Test di ammissione ai Tfa, record di bocciati. Rabbia per la beffa

Test di ammissione ai Tfa, record di bocciati. Rabbia per la beffa

Record di “bocciati” ai Tfa, tirocinio formativo per i futuri insegnanti.
Oggi si riunisce la Commissione di verifica del Ministero dell’Istruzione, che deciderà, sulla base di tutte le domande contestate, di creare una nuova matrice per la correzione dei compiti. Nel più breve tempo possibile – hanno fatto sapere dal Ministero, la nuova matrice verrà pubblicata on line.

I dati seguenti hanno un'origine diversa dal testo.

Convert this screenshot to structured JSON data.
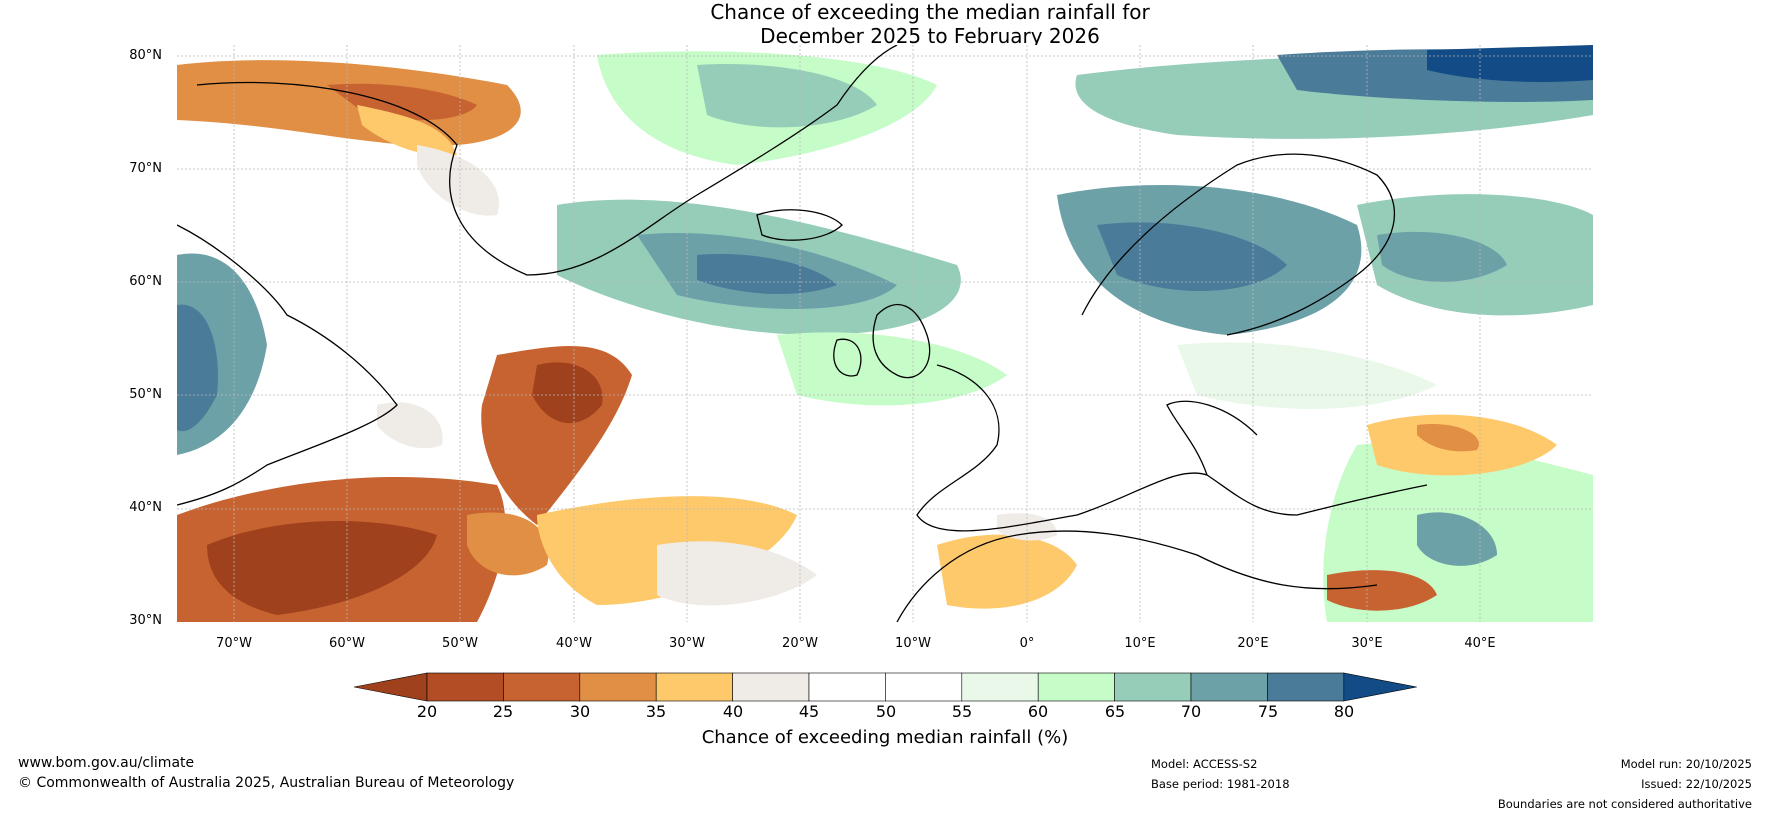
{
  "title_line1": "Chance of exceeding the median rainfall for",
  "title_line2": "December 2025 to February 2026",
  "map": {
    "lat_labels": [
      {
        "label": "80°N",
        "lat": 80
      },
      {
        "label": "70°N",
        "lat": 70
      },
      {
        "label": "60°N",
        "lat": 60
      },
      {
        "label": "50°N",
        "lat": 50
      },
      {
        "label": "40°N",
        "lat": 40
      },
      {
        "label": "30°N",
        "lat": 30
      }
    ],
    "lon_labels": [
      {
        "label": "70°W",
        "lon": -70
      },
      {
        "label": "60°W",
        "lon": -60
      },
      {
        "label": "50°W",
        "lon": -50
      },
      {
        "label": "40°W",
        "lon": -40
      },
      {
        "label": "30°W",
        "lon": -30
      },
      {
        "label": "20°W",
        "lon": -20
      },
      {
        "label": "10°W",
        "lon": -10
      },
      {
        "label": "0°",
        "lon": 0
      },
      {
        "label": "10°E",
        "lon": 10
      },
      {
        "label": "20°E",
        "lon": 20
      },
      {
        "label": "30°E",
        "lon": 30
      },
      {
        "label": "40°E",
        "lon": 40
      }
    ],
    "extent": {
      "lon_min": -75,
      "lon_max": 50,
      "lat_min": 30,
      "lat_max": 81
    }
  },
  "colorbar": {
    "ticks": [
      "20",
      "25",
      "30",
      "35",
      "40",
      "45",
      "50",
      "55",
      "60",
      "65",
      "70",
      "75",
      "80"
    ],
    "colors": [
      "#a0411e",
      "#b24d26",
      "#c76330",
      "#e08f45",
      "#fec96a",
      "#efebe6",
      "#ffffff",
      "#ffffff",
      "#e9f8e9",
      "#c6fcc8",
      "#96cdb9",
      "#6da1a8",
      "#4a7c9a",
      "#124b85"
    ],
    "label": "Chance of exceeding median rainfall (%)"
  },
  "footer": {
    "website": "www.bom.gov.au/climate",
    "copyright": "© Commonwealth of Australia 2025, Australian Bureau of Meteorology",
    "model": "Model: ACCESS-S2",
    "base_period": "Base period: 1981-2018",
    "model_run": "Model run: 20/10/2025",
    "issued": "Issued: 22/10/2025",
    "disclaimer": "Boundaries are not considered authoritative"
  }
}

Intanto, dopo le proteste dei giorni scorsi, relative a errori improbabili nei test per la selezione dei futuri docenti, emergono ulteriori dati in merito al numero di allievi ritenuti idonei per ogni classe di insegnamento. Per alcune classi, come per esempio la A050, quella relativa agli insegnamenti di materie letterarie negli istituti secondari di II grado, alla Federico II ci sono appena 18 ammessi alle prove su 35 posti a disposizione. E non si tratta certo di un solo caso. I dati diffusi nei giorni scorsi parlano di risultati catastrofici. Per le classi di concorso A043 e A050, per l’insegnamento di italiano, un solo candidato in tutta Italia, alla Statale di Milano, ha superato la prova con il punteggio pieno (30 punti). Sotto i riflettori, gli errori presenti nelle domande dei test d’ingresso che avrebbero penalizzato, e non poco, tanti aspiranti docenti.
Indignazione e rabbia. Sono i sentimenti principali di tutti coloro che lo scorso mese di luglio hanno speso soldi ed energia per partecipare ai test di ammissione ai Tfa che, nelle idee di chi li ha istituiti, avrebbero dovuto sostituire le Scuole per l’abilitazione all’insegnamento.
Un concorso che ha il sapore della beffa per gli aspiranti professori e che, al momento, stando al numero di partecipanti, pare abbia solo portato soldi nelle casse delle università (la cifra minima per partecipare al concorso era di cento euro per ogni aspirante allievo). Ma i test di preselezione, e qui c’è dell’incredibile, sono accompagnati da un mare di polemiche a causa di strafalcioni spesso incredibili ed errori improbabili nelle domande d’esame. Una realtà alquanto strana e deludente se si pensa che, a suon di errori e imprecisioni, si discute la carriera della futura classe di docenti italiana.
On line impazzano le proteste e l’ironia degli aspiranti insegnanti. Si ironizza sugli errori alle domande, si solidarizza, e si dibatte su una tipologia di prova giudicata non all’altezza: si può giudicare un futuro insegnante con delle domande a risposta multipla che rendono il test di ingresso molto più simile a un quiz televisivo? L’impressione è che i test siano serviti solo a eliminare gli aspiranti insegnanti per poter, poi, effettuare ulteriori selezioni senza grosso dispendio di forze e di energie. E intanto c’è pure chi propone una class action. Come avevamo anticipato qualche settimana fa, questa è un’estate bollente per la scuola italiana.